I've been spending a lot of time driving this Volvo lately, and I have to admit, it has really grown on me. In all honesty, I was pretty lukewarm towards this car at first. It took me a long time to find the sweet spot with the seat for starters, never a good how-do-you-do. It also took me a while to familiarize myself with the controls. Volvo has a somewhat unconventional way of doing things, and you have to adapt, especially if you usually drive a steady stream of Japanese cars.

However, having made my peace with all of these things, I've actually grown to like this car quite a bit. First of all, it's exceptionally smooth and quiet on our local freeways. Living in Southern California, a huge chunk of driving is done on unforgiving concrete freeways. Not every car can handle that very well, and even cars that you'd think would get along without a bouncing ride and singing tires fail to do so. But this Volvo is pretty good. The combination of a properly sorted suspension, quiet interior, and most importantly good tire selection, really helps it all come together. I've also been very impressed with the interior. It's a lot roomier then it would seem at first glance. Even with the sunroof, my 6-foot 2-inch frame has plenty of headroom and legroom, and I don't even have the seat all the way back. The rear seat is especially surprising. Considering the Volvo S60's compact external dimensions, you wouldn't think it'd be as roomy as it is, but there's actually decent headroom, and legroom is at least adequate. The trunk is also surprisingly big. I can get a full week's worth of groceries back there, and still have room to spare.
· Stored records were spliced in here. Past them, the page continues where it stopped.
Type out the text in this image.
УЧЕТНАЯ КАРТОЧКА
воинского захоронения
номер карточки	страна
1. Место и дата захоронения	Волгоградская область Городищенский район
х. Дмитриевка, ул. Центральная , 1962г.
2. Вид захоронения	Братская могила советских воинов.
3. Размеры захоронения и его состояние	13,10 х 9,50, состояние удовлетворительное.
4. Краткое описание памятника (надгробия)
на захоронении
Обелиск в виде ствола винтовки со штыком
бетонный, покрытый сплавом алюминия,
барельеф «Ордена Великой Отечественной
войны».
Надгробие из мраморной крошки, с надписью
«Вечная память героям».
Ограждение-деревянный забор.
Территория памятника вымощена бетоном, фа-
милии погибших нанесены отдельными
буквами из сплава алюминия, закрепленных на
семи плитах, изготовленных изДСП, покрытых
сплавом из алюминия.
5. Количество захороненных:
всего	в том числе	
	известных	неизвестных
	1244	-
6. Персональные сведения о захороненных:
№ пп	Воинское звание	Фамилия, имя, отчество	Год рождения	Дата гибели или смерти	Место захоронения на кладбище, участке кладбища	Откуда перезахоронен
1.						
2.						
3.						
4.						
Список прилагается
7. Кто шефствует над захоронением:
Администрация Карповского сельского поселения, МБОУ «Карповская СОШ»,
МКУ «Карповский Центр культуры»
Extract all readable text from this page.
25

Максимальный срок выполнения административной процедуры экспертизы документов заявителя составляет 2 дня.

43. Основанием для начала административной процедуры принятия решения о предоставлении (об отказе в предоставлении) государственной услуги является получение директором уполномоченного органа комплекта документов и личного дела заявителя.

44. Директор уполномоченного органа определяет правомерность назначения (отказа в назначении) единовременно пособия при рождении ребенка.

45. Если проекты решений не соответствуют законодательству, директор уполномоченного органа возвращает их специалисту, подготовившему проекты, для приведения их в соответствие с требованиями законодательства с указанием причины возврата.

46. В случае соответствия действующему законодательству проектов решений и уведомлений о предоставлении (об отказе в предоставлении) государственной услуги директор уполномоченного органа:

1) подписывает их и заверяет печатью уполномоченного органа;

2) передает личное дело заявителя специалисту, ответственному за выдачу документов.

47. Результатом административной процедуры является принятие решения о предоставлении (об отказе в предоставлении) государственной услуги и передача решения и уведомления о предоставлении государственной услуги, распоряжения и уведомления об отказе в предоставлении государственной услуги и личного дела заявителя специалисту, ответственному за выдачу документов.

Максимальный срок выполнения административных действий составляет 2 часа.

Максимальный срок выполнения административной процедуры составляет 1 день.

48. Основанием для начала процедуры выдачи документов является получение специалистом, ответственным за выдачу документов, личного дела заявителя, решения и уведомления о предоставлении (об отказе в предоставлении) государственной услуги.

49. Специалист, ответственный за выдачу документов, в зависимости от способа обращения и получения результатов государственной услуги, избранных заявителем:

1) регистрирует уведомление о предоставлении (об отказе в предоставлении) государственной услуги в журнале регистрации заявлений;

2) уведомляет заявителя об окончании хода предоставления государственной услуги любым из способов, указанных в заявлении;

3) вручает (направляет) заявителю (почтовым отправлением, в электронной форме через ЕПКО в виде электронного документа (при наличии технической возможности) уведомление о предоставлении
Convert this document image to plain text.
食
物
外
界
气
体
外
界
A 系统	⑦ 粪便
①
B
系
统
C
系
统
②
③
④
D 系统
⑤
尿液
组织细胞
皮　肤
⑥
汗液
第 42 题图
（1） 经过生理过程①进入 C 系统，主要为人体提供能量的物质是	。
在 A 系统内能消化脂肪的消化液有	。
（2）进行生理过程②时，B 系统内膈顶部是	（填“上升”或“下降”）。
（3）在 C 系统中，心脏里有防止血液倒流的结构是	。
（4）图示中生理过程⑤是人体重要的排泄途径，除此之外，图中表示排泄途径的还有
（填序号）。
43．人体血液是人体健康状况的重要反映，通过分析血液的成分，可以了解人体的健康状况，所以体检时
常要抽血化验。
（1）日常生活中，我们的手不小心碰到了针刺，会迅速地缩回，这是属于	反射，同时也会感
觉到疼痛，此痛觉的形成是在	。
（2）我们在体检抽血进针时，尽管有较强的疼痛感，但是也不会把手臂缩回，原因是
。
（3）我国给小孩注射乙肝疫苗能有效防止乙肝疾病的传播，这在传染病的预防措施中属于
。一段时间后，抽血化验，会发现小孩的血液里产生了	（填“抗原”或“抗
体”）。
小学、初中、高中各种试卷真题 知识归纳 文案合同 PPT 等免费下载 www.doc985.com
In addition, the rear seats back folds down, and the front passenger seat folds flat as well to accommodate really long objects. Of course, they can't be very thick, but it's still a nice feature. Best of all, it's been as reliable as a sunrise. So far we've accumulated zero costs in maintenance and repairs, and the only future expense on the horizon is fixing a wheel that I curbed. D'oh!

I do wish that fuel economy was better though. So far we're averaging around 22 mpg, which is right below the EPA's combined estimate of 23 mpg; blame a little leadfootedness on our part for not hitting the bull's-eye there. Regardless, you'd think it'd be better. The car weighs as much as a Honda Accord, and has a little less power, but still gets lower economy, at least on paper. It's not such a huge problem when someone else is paying for your gas, but if you're shelling out your loan money to fill it up all the time, it can get expensive quickly. Hopefully, Volvo's new generation of engines will rectify this fuel economy problem when they come online in a couple years.

Despite this, as I mentioned at the beginning, I've grown to really like this car. I'm looking forward to getting behind the wheel for an extended drive, some sort of road trip, so I can really stretch its legs over the long haul.